China's rural banks are cutting deposit rates again, which is a direct response to a serious squeeze on their profits.
The core problem is shrinking profitability. A bank's main income source, the Net Interest Margin (NIM)—the difference between what it earns on loans and pays on deposits—is at a record low. This pressure is especially acute for smaller, regional banks.
So, what's causing this profit squeeze? There are three main reasons.
First, the prolonged slump in the property market has led to weak demand for loans. When fewer people and businesses are borrowing, banks can't charge high interest rates, so their income from lending falls. This has been a structural drag on the entire banking sector for over a year.

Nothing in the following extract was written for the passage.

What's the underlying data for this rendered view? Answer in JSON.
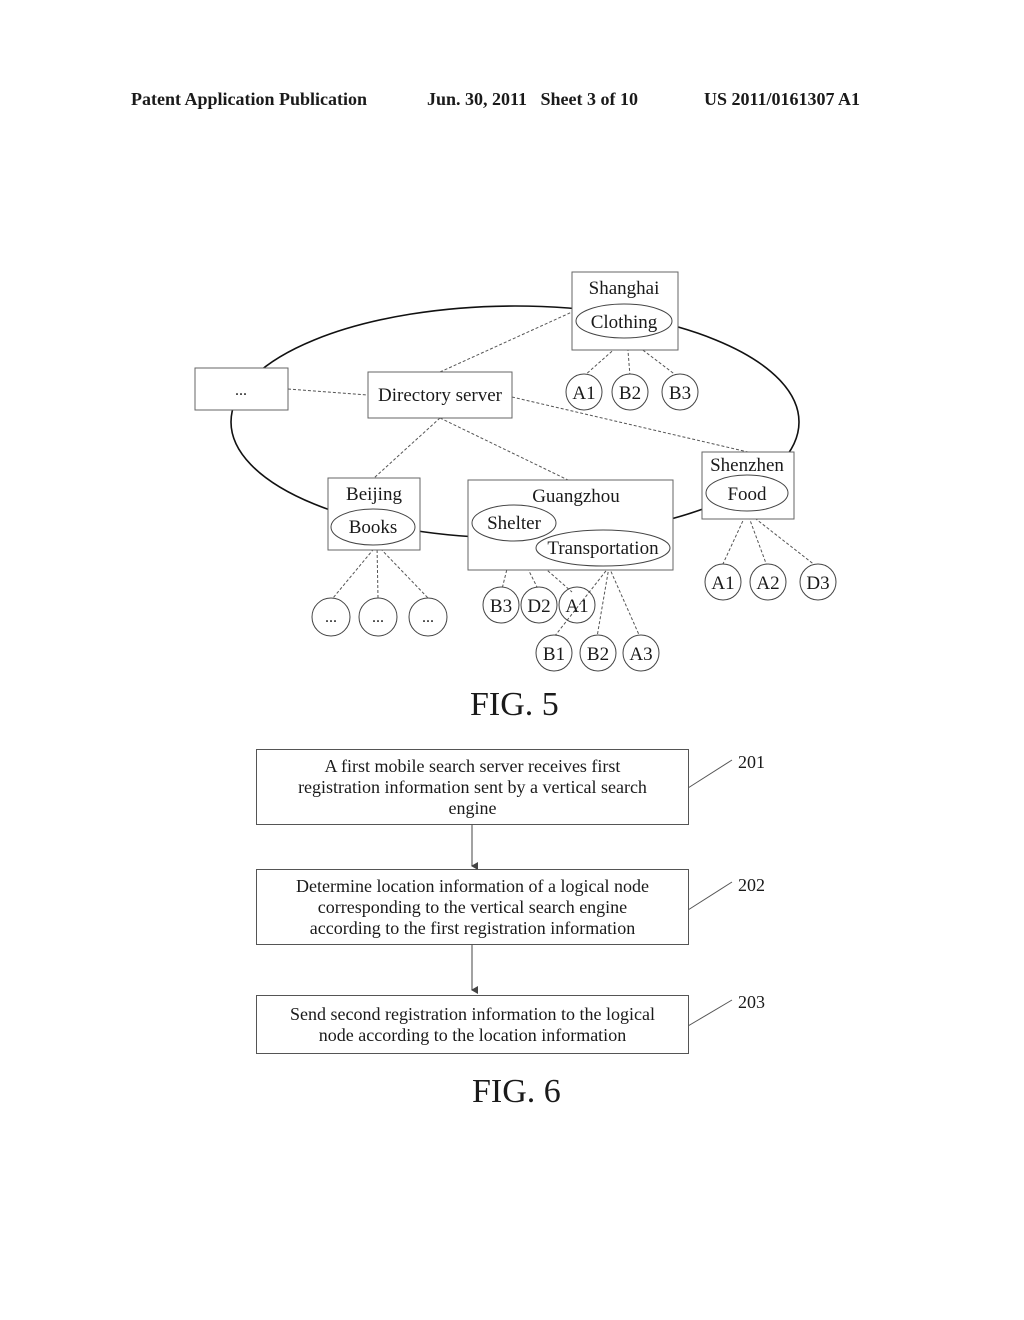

Second, the central bank, the People's Bank of China (PBOC), is likely to keep its main policy rates on hold. While the PBOC did cut rates in 2025 to support the economy, recent inflation data isn't weak enough to justify more cuts. This means banks can't expect help from the top and must find their own ways to save costs.
Third, and most importantly, there's a massive "maturity wall." This refers to a huge volume of time deposits—around CNY 50 trillion worth—that were sold a few years ago at much higher interest rates (e.g., over 5%). These are now maturing in 2026. This gives banks a golden opportunity to renew them at today's much lower rates (around 1.5%), which directly cuts their biggest expense: the interest they pay to savers.
In essence, this isn't a random event. It's the logical final step in a chain that started over a year ago with a weak economy and policy easing. With loan income capped and central bank help unlikely, cutting deposit costs is the most direct lever banks have left to pull to protect their financial health.
- Net Interest Margin (NIM): A key measure of a bank's profitability, calculated as the difference between the interest income generated by a bank and the amount of interest paid out to their lenders (e.g., depositors), relative to the amount of their interest-earning assets.
- Maturity Wall: A situation where a large volume of financial securities, in this case time deposits, are scheduled to mature around the same time. This forces banks to refinance or renew a large number of accounts at once.
- Loan Prime Rate (LPR): The benchmark lending rate in China, which is set monthly by a group of 18 banks. It serves as the reference rate for new loans.